Tuesday, July 9, 2013

masturbation montage 4

The women i dream of, when dreams are all there is...
Continuing to be in touch with the sexual repression, denial, and damage in this society (and my own in particular), there has lately been a higher-than-normal percentage of unobtainable women in my fantasies...women currently out of reach, or past lovers that almost or never were...
ALMOONA
A woman i left behind in NY (but we still maintain occasional written contact), with whom the act of hugging triggered a rush of endorphins, dopamine, and other such feel-good brain chemicals, like nothing i'd ever known. Old-fashioned and fundamentalist, you'd be hard-pressed to find a woman less compatible...though apart from core values, we get along delightfully. If she told me that god had created us for each other, i'm  pretty sure i'd be anything she asked. Which is pretty crazy. But how do you turn away from possibly the greatest physical relationship of your life (and for me that definition includes the spiritual), without shredding your own spirit into pieces? THIS is the kind of choice our society offers? Ignorant savages, are we. Knowing the level of attraction we shared means we'd have profoundly healthy babies, i dream of beautiful impregnations. Is it possible my obsession is partly fueled by a failed friendship with a desirable woman who is perhaps the greatest personality match i know? Oh yes.
LAKOTA
A profoundly poetic spirit i once spent months getting to know as a pen pal. The night we met, we had a deliriously beautiful sexual experience, but i backed away from consummation...then the next day, she turned away when i suggested we go slower (i may have even said "start over"). Would i have held back if she hadn't been a single mother? Even though it's possible i made the right choice (in terms of the no-win choices this society provides), i dream of being in our most intense carnal moment, and holding nothing back.
SAVANNAH
A woman almost-but-not-quite impossibly young, who works at my favorite local restaurant. We see each other there once a week, and considering the social restrictions placed on conversation under such circumstances, we've gotten to know each other well. She's buddhist, and homeless after a rift with her fundamentalist christian mother. If she needed a place to live, or wanted me as a platonic friend, i'd be delighted...but she also fills my carnal fantasies, mostly because she's the only one among my three most likely potential lovers, for whom i feel intellectual and physical desire equally.
PERIPHERA
#1 - Rosario, a friend in Argentina with whom i once shared an apartment. There was never anything sexual between us, until we started writing this past year and became spirit lovers. She wants to live in the U.S. again, and i've told her my happy little home is waiting for her...complete with a wedding to allow her to stay as long as she likes. But the immigration restrictions are daunting - i would have to demonstrate sizable financial assets, something i've spent my life avoiding. She's fallen from the center of my fantasies, because she's avoided the question of whether she saw me as more of a brother, way back when.

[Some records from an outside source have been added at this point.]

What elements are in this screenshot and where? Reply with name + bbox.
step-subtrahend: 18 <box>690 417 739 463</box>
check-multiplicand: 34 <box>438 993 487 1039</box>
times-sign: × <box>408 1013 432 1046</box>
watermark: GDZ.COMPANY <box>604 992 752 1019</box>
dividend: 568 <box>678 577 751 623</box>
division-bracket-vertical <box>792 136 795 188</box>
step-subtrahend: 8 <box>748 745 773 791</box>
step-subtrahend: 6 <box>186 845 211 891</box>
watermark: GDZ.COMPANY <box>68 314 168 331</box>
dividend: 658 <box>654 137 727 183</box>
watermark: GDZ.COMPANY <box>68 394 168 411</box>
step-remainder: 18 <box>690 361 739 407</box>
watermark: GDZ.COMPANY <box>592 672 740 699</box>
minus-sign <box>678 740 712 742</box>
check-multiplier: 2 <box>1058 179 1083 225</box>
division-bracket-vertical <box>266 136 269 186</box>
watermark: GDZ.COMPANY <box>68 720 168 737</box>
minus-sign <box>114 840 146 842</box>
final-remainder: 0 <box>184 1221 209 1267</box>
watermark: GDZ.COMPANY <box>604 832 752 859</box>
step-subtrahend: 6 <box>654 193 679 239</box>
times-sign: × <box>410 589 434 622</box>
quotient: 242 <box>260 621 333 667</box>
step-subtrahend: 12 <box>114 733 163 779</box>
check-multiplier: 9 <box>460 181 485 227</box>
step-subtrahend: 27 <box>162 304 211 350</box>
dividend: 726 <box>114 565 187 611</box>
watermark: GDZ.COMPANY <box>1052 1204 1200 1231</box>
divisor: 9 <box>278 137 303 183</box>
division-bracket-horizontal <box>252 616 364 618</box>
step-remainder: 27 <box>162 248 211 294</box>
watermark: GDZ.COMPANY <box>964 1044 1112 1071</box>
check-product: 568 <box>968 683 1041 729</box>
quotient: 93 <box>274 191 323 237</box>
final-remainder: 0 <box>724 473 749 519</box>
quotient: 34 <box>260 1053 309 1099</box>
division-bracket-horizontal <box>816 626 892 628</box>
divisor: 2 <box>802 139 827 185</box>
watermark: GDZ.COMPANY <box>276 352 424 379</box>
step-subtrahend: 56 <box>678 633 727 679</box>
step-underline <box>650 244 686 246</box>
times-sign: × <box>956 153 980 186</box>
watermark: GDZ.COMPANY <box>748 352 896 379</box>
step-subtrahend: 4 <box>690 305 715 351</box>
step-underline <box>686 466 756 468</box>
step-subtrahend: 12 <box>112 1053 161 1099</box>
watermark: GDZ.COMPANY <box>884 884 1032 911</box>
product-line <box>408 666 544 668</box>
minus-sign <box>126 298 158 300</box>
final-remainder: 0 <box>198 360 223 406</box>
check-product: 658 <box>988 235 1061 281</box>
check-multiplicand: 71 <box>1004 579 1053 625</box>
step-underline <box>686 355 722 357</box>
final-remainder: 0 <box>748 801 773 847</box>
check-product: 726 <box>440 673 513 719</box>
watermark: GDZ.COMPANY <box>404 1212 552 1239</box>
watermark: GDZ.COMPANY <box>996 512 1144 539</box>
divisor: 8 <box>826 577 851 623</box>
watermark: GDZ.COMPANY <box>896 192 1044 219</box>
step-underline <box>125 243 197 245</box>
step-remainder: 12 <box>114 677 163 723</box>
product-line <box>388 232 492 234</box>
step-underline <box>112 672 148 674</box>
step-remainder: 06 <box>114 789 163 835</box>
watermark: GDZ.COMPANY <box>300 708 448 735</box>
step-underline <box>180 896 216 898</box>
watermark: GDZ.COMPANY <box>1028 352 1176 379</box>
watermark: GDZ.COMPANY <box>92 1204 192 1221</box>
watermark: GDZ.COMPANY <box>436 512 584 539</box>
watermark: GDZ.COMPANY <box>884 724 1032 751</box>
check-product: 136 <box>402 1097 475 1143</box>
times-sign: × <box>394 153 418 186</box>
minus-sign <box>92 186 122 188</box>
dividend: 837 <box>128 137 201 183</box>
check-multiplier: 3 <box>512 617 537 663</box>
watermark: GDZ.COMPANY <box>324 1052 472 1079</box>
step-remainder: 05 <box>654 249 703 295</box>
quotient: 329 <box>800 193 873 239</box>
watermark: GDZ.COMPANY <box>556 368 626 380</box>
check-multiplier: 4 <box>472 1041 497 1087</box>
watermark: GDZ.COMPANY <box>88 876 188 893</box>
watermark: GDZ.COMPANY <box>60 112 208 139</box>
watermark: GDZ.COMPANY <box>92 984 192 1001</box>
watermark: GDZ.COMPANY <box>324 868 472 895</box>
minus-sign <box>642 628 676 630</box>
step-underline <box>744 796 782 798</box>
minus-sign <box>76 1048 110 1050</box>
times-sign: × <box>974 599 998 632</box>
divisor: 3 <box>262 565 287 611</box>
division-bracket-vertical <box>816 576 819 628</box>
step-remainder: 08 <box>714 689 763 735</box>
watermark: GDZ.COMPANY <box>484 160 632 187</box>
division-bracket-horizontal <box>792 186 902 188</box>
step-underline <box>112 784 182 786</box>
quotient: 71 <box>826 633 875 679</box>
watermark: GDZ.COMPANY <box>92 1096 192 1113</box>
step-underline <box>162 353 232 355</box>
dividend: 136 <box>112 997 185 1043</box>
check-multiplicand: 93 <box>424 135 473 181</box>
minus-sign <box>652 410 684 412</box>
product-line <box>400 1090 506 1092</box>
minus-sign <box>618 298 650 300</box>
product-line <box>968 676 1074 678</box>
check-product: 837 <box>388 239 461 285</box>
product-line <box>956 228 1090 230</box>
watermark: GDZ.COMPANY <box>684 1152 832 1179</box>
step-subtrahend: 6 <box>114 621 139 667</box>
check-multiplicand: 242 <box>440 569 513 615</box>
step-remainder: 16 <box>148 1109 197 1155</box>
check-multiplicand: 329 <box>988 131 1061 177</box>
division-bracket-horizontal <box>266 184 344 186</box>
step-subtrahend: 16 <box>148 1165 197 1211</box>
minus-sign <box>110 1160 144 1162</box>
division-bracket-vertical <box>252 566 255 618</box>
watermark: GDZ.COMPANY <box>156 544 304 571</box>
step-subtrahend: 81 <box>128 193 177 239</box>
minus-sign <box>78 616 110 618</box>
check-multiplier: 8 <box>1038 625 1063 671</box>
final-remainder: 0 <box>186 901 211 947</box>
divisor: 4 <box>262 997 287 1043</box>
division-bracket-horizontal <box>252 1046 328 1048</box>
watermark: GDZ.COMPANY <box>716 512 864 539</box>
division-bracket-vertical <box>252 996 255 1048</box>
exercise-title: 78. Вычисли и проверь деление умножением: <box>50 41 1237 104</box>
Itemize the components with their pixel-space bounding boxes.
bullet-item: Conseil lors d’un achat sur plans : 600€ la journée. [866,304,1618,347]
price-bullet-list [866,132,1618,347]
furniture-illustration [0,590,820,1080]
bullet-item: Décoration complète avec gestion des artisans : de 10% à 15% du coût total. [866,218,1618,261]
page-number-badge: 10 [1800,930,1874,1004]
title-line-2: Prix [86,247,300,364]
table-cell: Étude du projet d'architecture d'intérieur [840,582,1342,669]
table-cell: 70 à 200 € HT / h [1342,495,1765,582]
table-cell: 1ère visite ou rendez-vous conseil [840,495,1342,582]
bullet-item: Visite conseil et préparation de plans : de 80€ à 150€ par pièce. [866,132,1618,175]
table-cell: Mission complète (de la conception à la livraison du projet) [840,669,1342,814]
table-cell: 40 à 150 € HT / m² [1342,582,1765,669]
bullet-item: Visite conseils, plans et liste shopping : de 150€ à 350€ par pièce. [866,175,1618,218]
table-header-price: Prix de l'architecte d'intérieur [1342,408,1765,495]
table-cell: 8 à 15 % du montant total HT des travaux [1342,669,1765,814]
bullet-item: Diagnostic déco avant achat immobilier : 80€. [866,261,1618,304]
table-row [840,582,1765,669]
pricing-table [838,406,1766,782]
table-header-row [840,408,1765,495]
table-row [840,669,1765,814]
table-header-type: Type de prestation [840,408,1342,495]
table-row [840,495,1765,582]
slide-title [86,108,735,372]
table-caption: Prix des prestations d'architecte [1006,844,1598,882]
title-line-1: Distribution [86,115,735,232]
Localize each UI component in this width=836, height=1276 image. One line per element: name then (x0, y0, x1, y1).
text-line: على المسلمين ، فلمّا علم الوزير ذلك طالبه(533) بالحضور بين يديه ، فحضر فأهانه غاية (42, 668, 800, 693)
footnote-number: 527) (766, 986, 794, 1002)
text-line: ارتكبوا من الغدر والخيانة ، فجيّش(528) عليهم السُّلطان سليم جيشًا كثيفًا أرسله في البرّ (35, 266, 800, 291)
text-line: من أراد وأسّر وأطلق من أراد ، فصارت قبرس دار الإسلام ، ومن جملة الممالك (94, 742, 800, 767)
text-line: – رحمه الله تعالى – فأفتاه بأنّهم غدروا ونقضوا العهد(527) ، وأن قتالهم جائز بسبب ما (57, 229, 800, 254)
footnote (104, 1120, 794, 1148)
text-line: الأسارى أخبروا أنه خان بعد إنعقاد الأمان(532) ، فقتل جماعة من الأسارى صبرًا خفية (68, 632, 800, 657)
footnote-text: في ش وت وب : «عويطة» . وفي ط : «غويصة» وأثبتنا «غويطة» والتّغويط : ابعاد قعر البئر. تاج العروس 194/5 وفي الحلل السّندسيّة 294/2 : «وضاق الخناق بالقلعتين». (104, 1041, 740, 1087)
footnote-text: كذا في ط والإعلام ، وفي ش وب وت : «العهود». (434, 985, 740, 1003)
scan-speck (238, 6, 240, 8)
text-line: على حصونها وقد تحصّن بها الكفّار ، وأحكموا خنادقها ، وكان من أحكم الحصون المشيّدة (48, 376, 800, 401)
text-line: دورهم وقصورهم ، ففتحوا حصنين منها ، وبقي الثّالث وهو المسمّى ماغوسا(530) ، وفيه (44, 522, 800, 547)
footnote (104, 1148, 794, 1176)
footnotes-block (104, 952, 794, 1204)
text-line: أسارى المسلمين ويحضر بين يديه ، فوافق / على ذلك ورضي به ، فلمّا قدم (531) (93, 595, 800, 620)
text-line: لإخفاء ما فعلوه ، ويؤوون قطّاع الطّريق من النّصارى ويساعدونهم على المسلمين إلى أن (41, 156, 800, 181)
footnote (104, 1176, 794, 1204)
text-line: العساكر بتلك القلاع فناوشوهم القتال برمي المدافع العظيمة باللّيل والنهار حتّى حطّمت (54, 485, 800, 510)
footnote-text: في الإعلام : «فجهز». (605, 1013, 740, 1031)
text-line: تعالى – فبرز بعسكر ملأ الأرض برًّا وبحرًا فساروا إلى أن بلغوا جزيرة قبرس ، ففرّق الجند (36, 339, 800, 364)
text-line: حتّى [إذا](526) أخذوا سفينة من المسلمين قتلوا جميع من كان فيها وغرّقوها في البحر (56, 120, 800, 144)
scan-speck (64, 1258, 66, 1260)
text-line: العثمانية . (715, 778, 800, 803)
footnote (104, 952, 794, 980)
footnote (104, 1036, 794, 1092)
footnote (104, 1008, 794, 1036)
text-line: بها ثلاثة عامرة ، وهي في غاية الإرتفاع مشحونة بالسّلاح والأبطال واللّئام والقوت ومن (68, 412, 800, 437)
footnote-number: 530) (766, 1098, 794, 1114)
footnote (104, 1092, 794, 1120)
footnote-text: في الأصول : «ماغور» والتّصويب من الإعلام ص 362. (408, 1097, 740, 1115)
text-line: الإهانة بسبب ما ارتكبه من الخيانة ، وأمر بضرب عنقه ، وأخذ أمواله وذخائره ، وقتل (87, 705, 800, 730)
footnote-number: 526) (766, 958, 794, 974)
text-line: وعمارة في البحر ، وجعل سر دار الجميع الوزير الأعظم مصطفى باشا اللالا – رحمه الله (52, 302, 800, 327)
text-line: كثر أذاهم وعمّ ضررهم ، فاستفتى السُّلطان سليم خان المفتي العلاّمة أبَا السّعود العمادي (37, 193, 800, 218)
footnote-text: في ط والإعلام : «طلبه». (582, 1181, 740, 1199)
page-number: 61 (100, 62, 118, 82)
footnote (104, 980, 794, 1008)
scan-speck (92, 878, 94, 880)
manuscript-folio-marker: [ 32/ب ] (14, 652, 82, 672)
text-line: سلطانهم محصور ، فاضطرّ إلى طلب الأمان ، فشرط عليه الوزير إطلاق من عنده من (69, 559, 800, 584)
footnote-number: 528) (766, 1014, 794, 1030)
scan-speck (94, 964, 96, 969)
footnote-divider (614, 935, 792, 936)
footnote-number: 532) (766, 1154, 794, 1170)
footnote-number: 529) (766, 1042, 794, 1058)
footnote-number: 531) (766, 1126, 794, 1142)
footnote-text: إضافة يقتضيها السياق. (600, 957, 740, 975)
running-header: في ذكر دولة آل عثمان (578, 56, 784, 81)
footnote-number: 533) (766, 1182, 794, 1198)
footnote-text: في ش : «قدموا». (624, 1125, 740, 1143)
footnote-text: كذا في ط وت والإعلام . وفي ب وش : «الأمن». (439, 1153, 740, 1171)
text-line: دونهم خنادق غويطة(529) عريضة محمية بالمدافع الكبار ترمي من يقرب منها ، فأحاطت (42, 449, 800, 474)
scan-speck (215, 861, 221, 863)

#2 - A mother and adolescent daughter i once lived with. I had sex with neither of them, but the mother asked me to have a child with her, and the daughter was immensely attracted to me. My current fantasy? I refer you to "Lolita"...and i don't mean sort of, in an ineffectual suburban white boy way. I've fantasized marrying and murdering the mother, to be with the daughter.
#3 - Angela, who is pondering a 1200-mile booty call from NY. We had a mostly dysfunctional affair (but fine potential friendship).